Orders in Support of Foreign Proceedings - Part 4 Chapter 13 - The Practice of International Litigation - 2nd Edition
Lawrence W. Newman has been a partner in the New York office of Baker & McKenzie since 1971, when, together with the late Professor Henry deVries, he founded the litigation department in that office. He is the author/editor of 4 works on international litigation/arbitration.
Michael Burrows, Formerly, Of Counsel, Baker & McKenzie, New York.
Pursuit of relief against defendants doing business in various countries around the world often involves the issuance by courts of orders that have transnational impact. Thus, in recent years, English courts have become accustomed to issuing orders (at one time known as “worldwide Mareva injunctions”) under which defendants subject to their jurisdiction are enjoined from transferring their assets, regardless of where in the world those assets are located.
However, if proceedings are taking place in one country (the “originating country”) when a defendant is based in another country (the “receiving country”), a freezing order from the originating country, even if it is expressed to be worldwide in scope, will be of only limited practical importance. The originating country courts may have little power to enforce their “worldwide” orders and rely on the courts of the receiving country to issue orders directed to persons in that country in support of the originating country proceedings. In their role as courts of a receiving country, the English courts have, in recent years, been given greater authority to provide assistance to foreign tribunals by granting orders with respect to defendants’ assets, even though, for jurisdictional reasons, no substantive proceedings are brought, or could be brought, in England.
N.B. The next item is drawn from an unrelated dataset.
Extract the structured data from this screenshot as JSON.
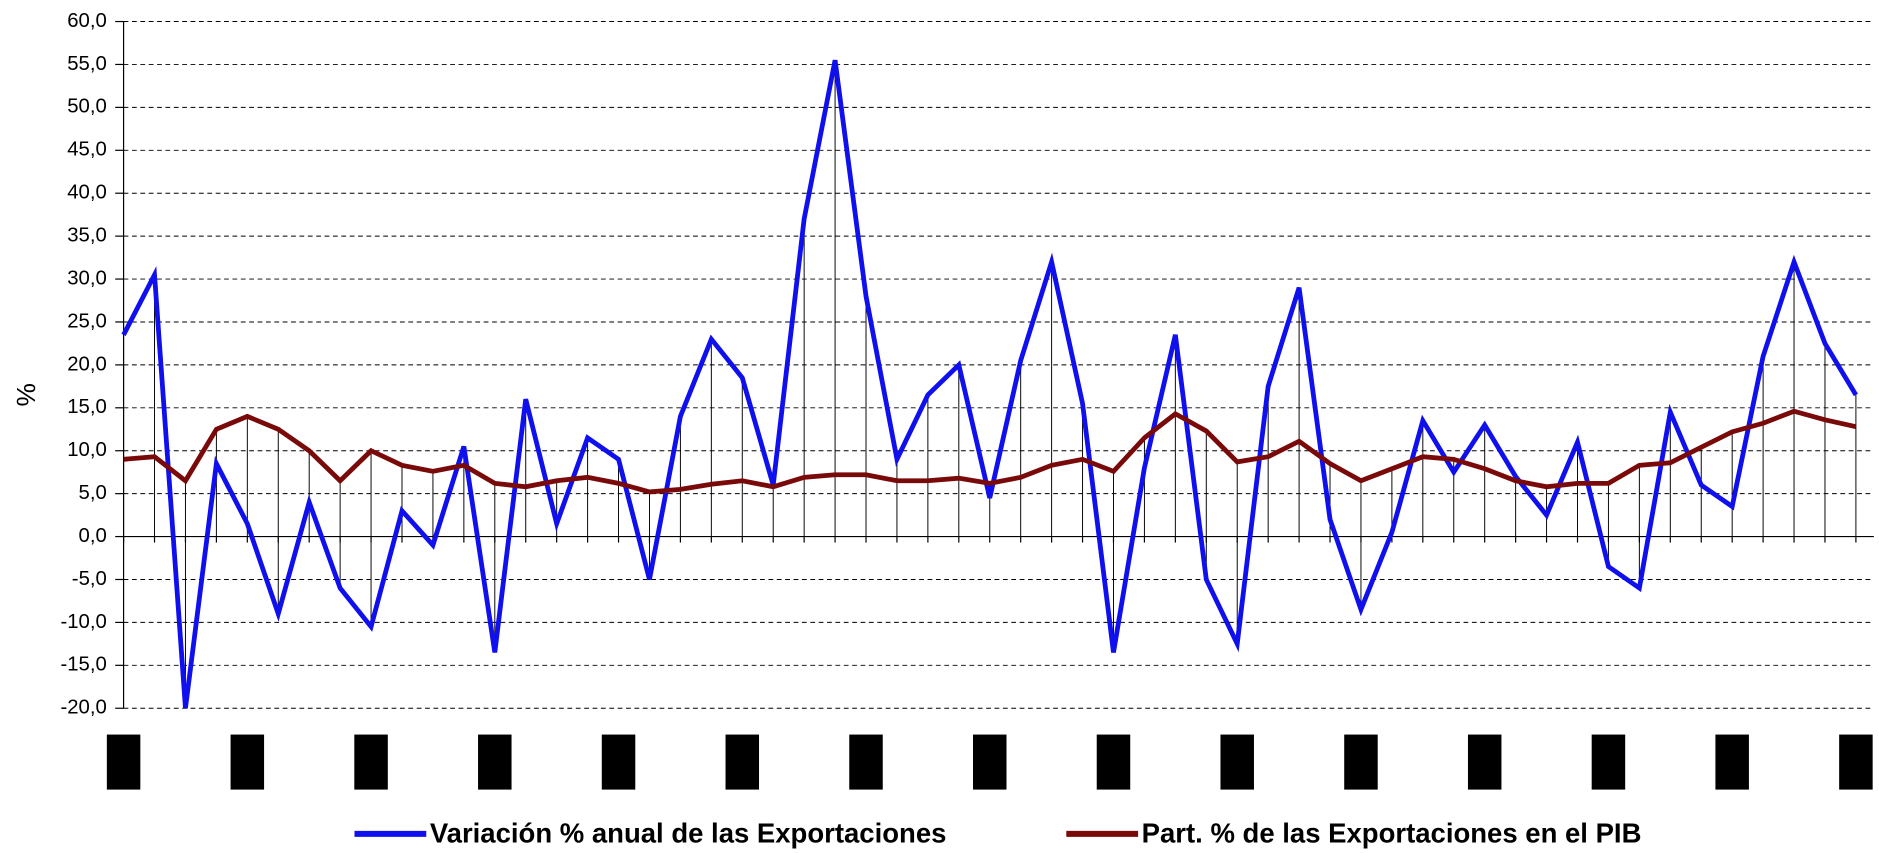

In the United States, this kind of receiving-country assistance, in the form of ancillary injunctions and similar kinds of orders, is allowed under Article 304 of the Bankruptcy Code with respect to applications by representatives of foreign bankrupt estates. It is by no means certain, however, that such orders are commonly available in the United States, especially in litigation not involving bankruptcy. Since the availability of such relief can have a significant effect on the utility of litigation in a foreign country, it is one of the issues that it is important to consider when multinational litigation is expected.
The English Experience
Under Section 25 of the English Civil Jurisdiction and Judgments Act 1982 (the “1982 Act”), an English court may grant “interim relief” with respect to cases in courts other than the courts of England and Wales. Indeed, such relief may be obtained in the English courts even though they may have no jurisdiction on the underlying claims. The 1982 Act reversed the effect of a decision of the House of Lords in The Siskina  AC 210, which held that injunctions or attachments could not be granted by English courts unless they had jurisdiction over the underlying claim.
Although Mareva-type relief is now available in England regardless of where the proceedings on the merits are pending, the 1982 Act permits courts to refuse to grant this relief if, in its opinion, the fact that the court has no jurisdiction apart from Section 25 in relation to the subject matter of the proceedings makes it “inexpedient” for the court to grant such relief.